At present the tool allows the user, in effect, to navigate an optimisation space. We are currently investigating how static and dynamic analysis may be examined in order to suggest good optimisations to the user. Furthermore, we wish to have the facility that certain standard optimisation heurestics may be automatically tried, possibly overnight, removing the burden form the programmer.

## 6 Software Data Prefetching

Software data prefetching is a technique suported by new processors but not enough exploited by the programmers. The concept of software prefetching is basically to add new memory instructions in the original code. With these new instructions we can split apart the request of the data and the use of the data, while finding enough parallelism to keep the processor busy in between. To hide the latency within a single thread, the request of data has to be performed far in advance of the use of the data in the execution stream. This requires the ability to predict what data is needed ahead of time. Software prefetch requires explicit prefetch instructions to move data into the cache. The challenges of software-controlled prefetching include the fact that some criteria is needed to insert the prefetches into the code, and also that the new prefetch instructions involve some amount of execution overhead.

To be sure that prefetches are not unnecessary we need to know which dynamic references misses in the cache. To determine the references to prefetch we use the locality analysis performed by the SPLAT tool since it is the fastest analysis in the toolset.

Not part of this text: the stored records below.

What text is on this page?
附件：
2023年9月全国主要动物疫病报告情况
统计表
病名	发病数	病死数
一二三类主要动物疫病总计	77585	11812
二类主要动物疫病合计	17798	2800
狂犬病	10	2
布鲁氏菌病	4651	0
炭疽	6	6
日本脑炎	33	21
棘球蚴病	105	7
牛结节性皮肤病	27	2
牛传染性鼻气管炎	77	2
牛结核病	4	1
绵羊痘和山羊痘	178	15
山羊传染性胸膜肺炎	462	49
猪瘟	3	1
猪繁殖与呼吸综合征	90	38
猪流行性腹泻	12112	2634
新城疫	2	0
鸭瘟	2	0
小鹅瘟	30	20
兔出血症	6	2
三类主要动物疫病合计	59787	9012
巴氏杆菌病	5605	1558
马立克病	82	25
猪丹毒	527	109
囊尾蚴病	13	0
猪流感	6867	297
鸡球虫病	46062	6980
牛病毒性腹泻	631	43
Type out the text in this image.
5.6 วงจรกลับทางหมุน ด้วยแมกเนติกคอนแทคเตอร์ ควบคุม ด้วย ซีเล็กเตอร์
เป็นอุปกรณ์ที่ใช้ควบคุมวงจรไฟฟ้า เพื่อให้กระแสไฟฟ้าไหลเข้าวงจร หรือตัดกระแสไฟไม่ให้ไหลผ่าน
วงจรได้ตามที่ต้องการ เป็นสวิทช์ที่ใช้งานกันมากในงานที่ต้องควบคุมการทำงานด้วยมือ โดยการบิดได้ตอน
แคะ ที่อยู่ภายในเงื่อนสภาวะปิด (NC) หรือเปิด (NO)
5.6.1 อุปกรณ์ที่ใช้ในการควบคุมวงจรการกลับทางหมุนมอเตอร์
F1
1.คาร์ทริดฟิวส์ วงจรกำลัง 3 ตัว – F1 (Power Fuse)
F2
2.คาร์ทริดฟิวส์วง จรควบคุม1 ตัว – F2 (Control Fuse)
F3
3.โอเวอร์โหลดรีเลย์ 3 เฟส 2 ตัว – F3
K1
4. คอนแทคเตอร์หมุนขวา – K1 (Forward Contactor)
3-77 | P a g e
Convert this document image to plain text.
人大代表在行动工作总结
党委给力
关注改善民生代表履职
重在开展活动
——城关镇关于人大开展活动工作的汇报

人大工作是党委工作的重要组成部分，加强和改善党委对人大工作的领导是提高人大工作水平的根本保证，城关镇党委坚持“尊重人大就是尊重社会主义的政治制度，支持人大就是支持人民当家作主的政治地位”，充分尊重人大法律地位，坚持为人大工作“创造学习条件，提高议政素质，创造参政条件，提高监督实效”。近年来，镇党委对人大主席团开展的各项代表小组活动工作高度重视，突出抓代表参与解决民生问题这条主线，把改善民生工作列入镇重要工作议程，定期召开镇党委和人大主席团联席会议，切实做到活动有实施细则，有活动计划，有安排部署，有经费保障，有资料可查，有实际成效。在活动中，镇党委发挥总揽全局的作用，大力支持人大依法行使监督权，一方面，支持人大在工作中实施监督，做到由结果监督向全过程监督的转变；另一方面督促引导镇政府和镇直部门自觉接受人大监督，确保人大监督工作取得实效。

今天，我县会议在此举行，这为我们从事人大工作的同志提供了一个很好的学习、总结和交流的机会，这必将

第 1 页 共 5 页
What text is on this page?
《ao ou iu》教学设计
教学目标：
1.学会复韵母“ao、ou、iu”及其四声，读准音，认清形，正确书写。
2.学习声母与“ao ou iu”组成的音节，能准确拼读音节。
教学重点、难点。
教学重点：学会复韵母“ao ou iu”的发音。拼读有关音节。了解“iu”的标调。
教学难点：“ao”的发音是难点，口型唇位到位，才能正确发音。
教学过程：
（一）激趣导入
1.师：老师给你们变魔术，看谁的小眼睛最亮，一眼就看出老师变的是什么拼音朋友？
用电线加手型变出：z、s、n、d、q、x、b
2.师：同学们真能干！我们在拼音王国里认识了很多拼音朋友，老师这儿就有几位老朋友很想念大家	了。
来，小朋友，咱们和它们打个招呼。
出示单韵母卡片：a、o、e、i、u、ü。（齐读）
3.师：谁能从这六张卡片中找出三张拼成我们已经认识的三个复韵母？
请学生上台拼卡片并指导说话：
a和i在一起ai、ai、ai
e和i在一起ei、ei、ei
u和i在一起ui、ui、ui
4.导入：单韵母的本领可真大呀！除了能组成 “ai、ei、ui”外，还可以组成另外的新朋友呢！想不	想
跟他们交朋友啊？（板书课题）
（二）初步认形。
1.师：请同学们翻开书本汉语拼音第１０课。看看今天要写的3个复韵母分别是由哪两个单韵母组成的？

Once the locality analysis is performed, the Ictineo compiler provides us information about the low-level code in order to insert the prefetch instructions far enough in advance. We also consider the information about the stride of the loop and the factor that multiplies the loop index variable to be sure that a cache line is prefetched only once.

# 7 Conclusions

In this paper we describe the MHAOTEU Toolset, a set of tools to help the end users to tune their applications in order to improve performance from the memory hierarchy's point of view. The tool provides analysis modules to indicate the user where memory performance degradations occur in applications and explain the possible causes. They allow a programmer to use existing memory optimizations without requiring the user to perform them by hand. Finally we expect that the tool will suggest possible optimizations to the user in the next release.

## References

- [1] Eduard Ayguadé, Cristina Barrado, et al. A uniform internal representation for high-level and instruction-level transformations. UPC, 1995.
- [2] Nerina Bermudo, Xavier Vera, Antonio Gonzalez, and Josep Llosa. Optimizing cache miss equations polyhedra. In 4th Workshop on Interaction between Compilers and Computer Architectures, 2000.
- [3] Christine Eisenbeis, William Jalby, Daniel Windheiser, and François Bodin. A strategy for array management in local memory. *Mathematical Programming*, 63:331–370, 1994. Special Issue on Applications of Discrete Optimization in Computer Science.
- [4] Kyle Gallivan, William Jalby, and Dennis Gannon. On the problem of optimizing data transfers for complex memory systems. In 1988 ACM International Conference on Supercomputing, pages 238–253, St. Malo, France, June 1988.
- [5] Somnath Ghosh, Margaret Martonosi, and Sharad Malik. Cache miss equations: an analytical representation of cache misses. In *ICS97*, 1997.
- [6] F.J Sánchez and A. González. Fast, flexible and accurate data locality analysis. In Procs. of PACT'98, October 1998.
- [7] Xavier Vera, Josep Llosa, Antonio Gonzalez, and Carlos Ciuraneta. A fast implementation of cache miss equations. In *Compilers for Parallel Computers*, 2000.